ASU and Voting Rights

Students being carried away during a sit-in demonstration in front of the Alabama State Capitol
(Photo Courtesy of Alabama Department of Archives and History)

In March 1965, students from all over the nation descended on Montgomery, Alabama to join activists from Alabama State College (ASC) and Tuskegee Institute, in two weeks of almost daily voting rights demonstrations. Protests in Montgomery began on March 10, three days after marchers attempting to cross the Edmund Pettus Bridge in Selma were attacked by Alabama law enforcement officials.

In the days after “Bloody Sunday,” members of the Student Nonviolent Coordinating Committee (SNCC) left Selma, Alabama, where the Southern Christian Leadership Conference (SCLC) had taken charge of voting rights activities. SNCC established a “Second Front” in Montgomery. From the Alabama capital, SNCC coordinated 7,000 protestors in around-the-clock demonstrations at the nation’s capital in Washington, D. C. At the same time, SNCC directed thousands of student protests in dozens of cities throughout the nation. The sheer number and intensity of the protests around the nation helped convince President Lyndon B. Johnson to introduce, and Congress to support, federal voting rights legislation.

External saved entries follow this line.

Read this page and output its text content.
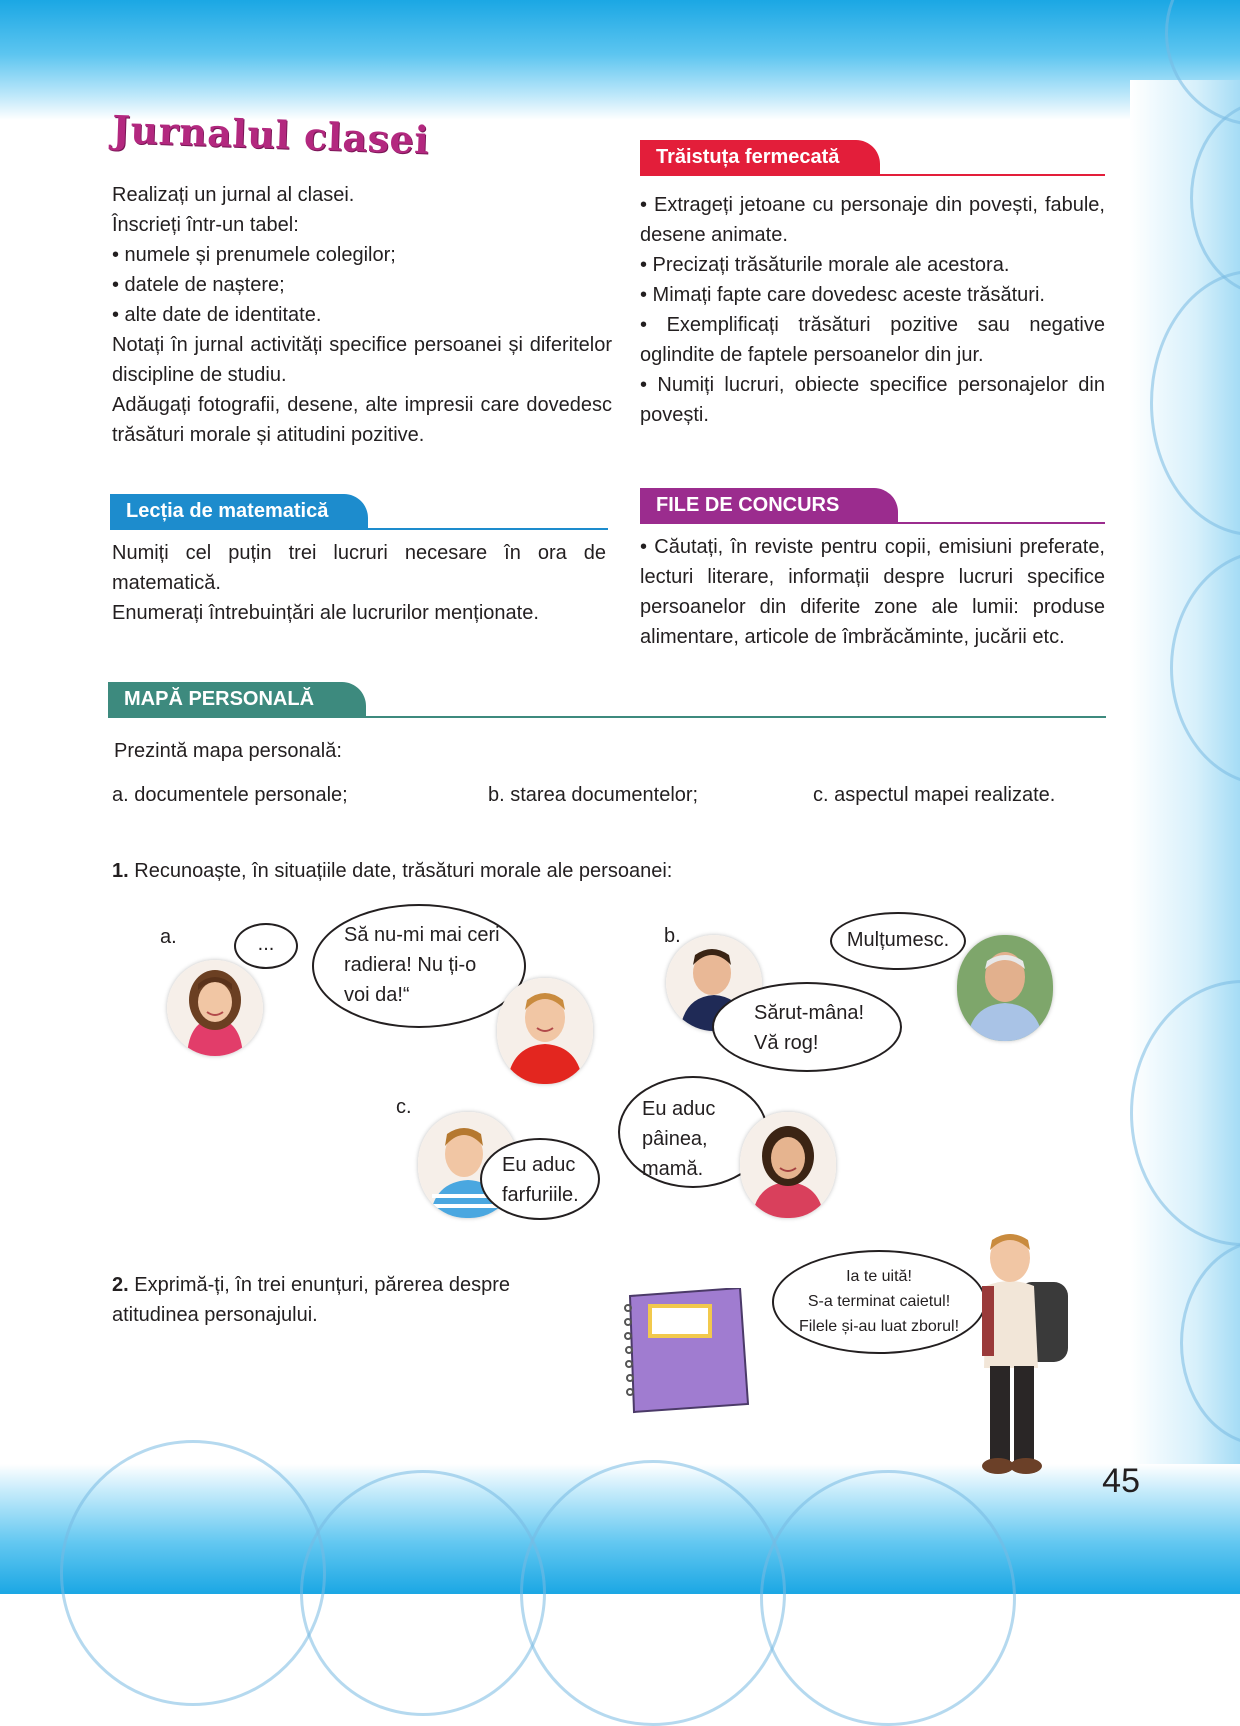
Jurnalul clasei
Realizați un jurnal al clasei.
Înscrieți într-un tabel:
• numele și prenumele colegilor;
• datele de naștere;
• alte date de identitate.
Notați în jurnal activități specifice persoanei și diferitelor discipline de studiu.
Adăugați fotografii, desene, alte impresii care dovedesc trăsături morale și atitudini pozitive.
Trăistuța fermecată
• Extrageți jetoane cu personaje din povești, fabule, desene animate.
• Precizați trăsăturile morale ale acestora.
• Mimați fapte care dovedesc aceste trăsături.
• Exemplificați trăsături pozitive sau negative oglindite de faptele persoanelor din jur.
• Numiți lucruri, obiecte specifice personajelor din povești.
Lecția de matematică
Numiți cel puțin trei lucruri necesare în ora de matematică.
Enumerați întrebuințări ale lucrurilor menționate.
FILE DE CONCURS
• Căutați, în reviste pentru copii, emisiuni preferate, lecturi literare, informații despre lucruri specifice persoanelor din diferite zone ale lumii: produse alimentare, articole de îmbrăcăminte, jucării etc.
MAPĂ PERSONALĂ
Prezintă mapa personală:
a. documentele personale;	b. starea documentelor;	c. aspectul mapei realizate.
1. Recunoaște, în situațiile date, trăsături morale ale persoanei:
a.	...	Să nu-mi mai ceri radiera! Nu ți-o voi da!“
b.	Mulțumesc.
Sărut-mâna! Vă rog!
c.
Eu aduc farfuriile.
Eu aduc pâinea, mamă.
2. Exprimă-ți, în trei enunțuri, părerea despre atitudinea personajului.
Ia te uită!
S-a terminat caietul!
Filele și-au luat zborul!
45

ASC students played an important role in these events as they did in the final events of the 1965 Selma-to-Montgomery March. The intensity of Montgomery protests from March 10 to March 28 drew national press coverage to the Alabama capital. College students were joined by area high school students, and together they marched on the state capitol building in an attempt to present Governor George Wallace with a voting rights petition. Their demands for voting rights also took the protestors to the Montgomery County Courthouse and the Montgomery City Hall. During the students’ march to the state capitol on March 15, they were attacked on the corner of Jackson and High Streets by a sheriff’s posse and local police. The next day, March 16, student demonstrators were again attacked by local law enforcement at the intersection of Washington and Decatur Streets in Montgomery. Newspapers from around the nation, including the New York Times, the Los Angeles Times and the Washington Post, photographed the beatings, arrests, and the incarceration of hundreds of students.

On March 24, almost a thousand ASC students marched from the campus across town to meet the huge procession from Selma as they neared the state capital. ASC alumnus and SCLC aide, Rev. Richard Boone traveled ahead to generate support.

The final events of the march took place on the evening of March 24 and March 25. On March 24, the marchers made their way to the City of St. Jude in Montgomery for a night of entertainment by nationally known movie stars and singers. The next day, 25, 000 demonstrators left St. Jude and marched through Montgomery to the state capitol where several civil rights activists spoke to the crowd. Dr. Martin Luther King Jr. ended the proceedings with a speech he entitled “Our God is Marching On.”